I really love these lights, been doing fantastic for my tank so far. I also have the 90cm light on my 80cm tank and it works pretty well, the only issue is that there is a little bit of overhang and one LED being off the side, but that doesn't really bother me personally.


----------



## AverageWhiteBloke (3 Mar 2016)

Any feedback on Light intensity?
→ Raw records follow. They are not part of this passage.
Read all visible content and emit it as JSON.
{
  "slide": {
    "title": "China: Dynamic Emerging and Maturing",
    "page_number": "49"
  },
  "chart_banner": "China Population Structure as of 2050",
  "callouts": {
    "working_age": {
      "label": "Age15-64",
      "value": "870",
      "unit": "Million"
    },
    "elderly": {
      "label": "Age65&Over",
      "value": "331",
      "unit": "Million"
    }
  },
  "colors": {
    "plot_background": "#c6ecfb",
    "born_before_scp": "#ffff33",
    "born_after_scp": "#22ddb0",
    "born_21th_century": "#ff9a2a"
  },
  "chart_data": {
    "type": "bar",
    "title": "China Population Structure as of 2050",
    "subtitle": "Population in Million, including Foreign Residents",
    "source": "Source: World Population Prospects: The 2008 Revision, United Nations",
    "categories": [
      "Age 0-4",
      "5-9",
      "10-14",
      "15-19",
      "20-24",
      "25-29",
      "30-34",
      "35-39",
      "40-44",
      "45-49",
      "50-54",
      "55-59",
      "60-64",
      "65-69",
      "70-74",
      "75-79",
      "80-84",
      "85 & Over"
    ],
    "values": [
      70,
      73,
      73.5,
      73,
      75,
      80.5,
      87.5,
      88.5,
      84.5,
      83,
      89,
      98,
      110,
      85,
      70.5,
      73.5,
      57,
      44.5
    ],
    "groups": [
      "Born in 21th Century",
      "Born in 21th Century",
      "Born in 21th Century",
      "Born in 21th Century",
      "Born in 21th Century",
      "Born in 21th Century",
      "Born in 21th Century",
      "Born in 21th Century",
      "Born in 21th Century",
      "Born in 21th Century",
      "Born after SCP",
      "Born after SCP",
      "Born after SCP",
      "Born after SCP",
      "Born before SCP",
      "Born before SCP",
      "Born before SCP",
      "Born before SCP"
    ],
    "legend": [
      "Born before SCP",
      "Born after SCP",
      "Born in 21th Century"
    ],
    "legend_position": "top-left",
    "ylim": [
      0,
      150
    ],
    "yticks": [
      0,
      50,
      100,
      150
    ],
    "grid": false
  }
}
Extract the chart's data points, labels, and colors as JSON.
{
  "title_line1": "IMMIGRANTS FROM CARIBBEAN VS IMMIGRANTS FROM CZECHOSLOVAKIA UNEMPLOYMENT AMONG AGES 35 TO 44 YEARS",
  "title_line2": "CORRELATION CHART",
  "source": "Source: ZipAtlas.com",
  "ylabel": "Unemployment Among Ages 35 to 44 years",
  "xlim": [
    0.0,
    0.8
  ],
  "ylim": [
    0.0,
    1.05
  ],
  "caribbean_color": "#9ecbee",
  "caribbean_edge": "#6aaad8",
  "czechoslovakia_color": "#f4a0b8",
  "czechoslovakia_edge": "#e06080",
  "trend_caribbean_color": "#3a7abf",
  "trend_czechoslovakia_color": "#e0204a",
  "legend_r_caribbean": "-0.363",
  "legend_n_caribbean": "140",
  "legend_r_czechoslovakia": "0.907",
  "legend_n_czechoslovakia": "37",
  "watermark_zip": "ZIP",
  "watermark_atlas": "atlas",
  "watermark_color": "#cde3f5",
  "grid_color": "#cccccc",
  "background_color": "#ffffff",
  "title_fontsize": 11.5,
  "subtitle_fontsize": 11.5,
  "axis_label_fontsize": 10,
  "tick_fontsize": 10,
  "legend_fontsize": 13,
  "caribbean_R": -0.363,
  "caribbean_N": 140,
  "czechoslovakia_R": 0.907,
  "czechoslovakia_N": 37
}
Considering getting one.


----------



## stu_ (3 Mar 2016)

Hi,I like it.
I've got the 60cm version over my 60cmx40x30(h).
It sits about 5cm above the tank.
According to the blurb the 14 piece, 2w leds each produce 100-150lm.
Even at 60-70% light levels (cheap eBay dimmer) ,plant growth is pretty good IMO.
My mixed carpet E.Acicularis, Tennelus & M.Hirsuta has really took off.
They do give off a faint pink hue,but I don't mind that.


----------



## AverageWhiteBloke (4 Mar 2016)

I think I'm sold


----------



## Miroslav (4 Mar 2016)

Hello,

Thank you very much to you all for helping scaper in need 

Yes so far we did not have bad feedback on the lights and I myself using one of them on my Juwel 125.
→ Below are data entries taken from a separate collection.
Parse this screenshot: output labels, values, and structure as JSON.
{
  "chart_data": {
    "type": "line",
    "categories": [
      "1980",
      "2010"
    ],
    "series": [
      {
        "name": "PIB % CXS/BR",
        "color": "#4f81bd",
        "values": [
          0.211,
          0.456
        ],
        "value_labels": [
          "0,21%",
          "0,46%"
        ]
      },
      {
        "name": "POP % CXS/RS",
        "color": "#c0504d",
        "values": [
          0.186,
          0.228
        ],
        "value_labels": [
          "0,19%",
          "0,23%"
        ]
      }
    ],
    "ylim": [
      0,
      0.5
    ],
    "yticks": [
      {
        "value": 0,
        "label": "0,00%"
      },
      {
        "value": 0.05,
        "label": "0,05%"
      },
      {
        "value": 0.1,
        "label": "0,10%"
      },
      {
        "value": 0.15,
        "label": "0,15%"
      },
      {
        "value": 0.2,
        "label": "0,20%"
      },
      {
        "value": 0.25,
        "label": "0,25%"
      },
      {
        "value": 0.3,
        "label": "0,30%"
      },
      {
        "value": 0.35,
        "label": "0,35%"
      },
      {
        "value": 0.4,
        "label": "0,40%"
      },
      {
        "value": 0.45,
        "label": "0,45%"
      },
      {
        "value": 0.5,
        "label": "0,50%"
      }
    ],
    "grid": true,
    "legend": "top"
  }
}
Did not have to dimmed the light so far however I might look on the dimmer below:



Imorpher said:


> This is the one I had on my lights for a while. http://www.ebay.co.uk/itm/RF-Mini-W...rip-3528-5050-DC-5-24V-Not-RGB-/321899373013?


----------



## AverageWhiteBloke (4 Mar 2016)

Just Curious, is the total length of the fitting including the legs 600mm or the light fitting itself?


----------



## Miroslav (10 Mar 2016)

AverageWhiteBloke said:


> Just Curious, is the total length of the fitting including the legs 600mm or the light fitting itself?



Hello,

regarding to your question no the brackets can be extended approximately 5 cm on each side.


----------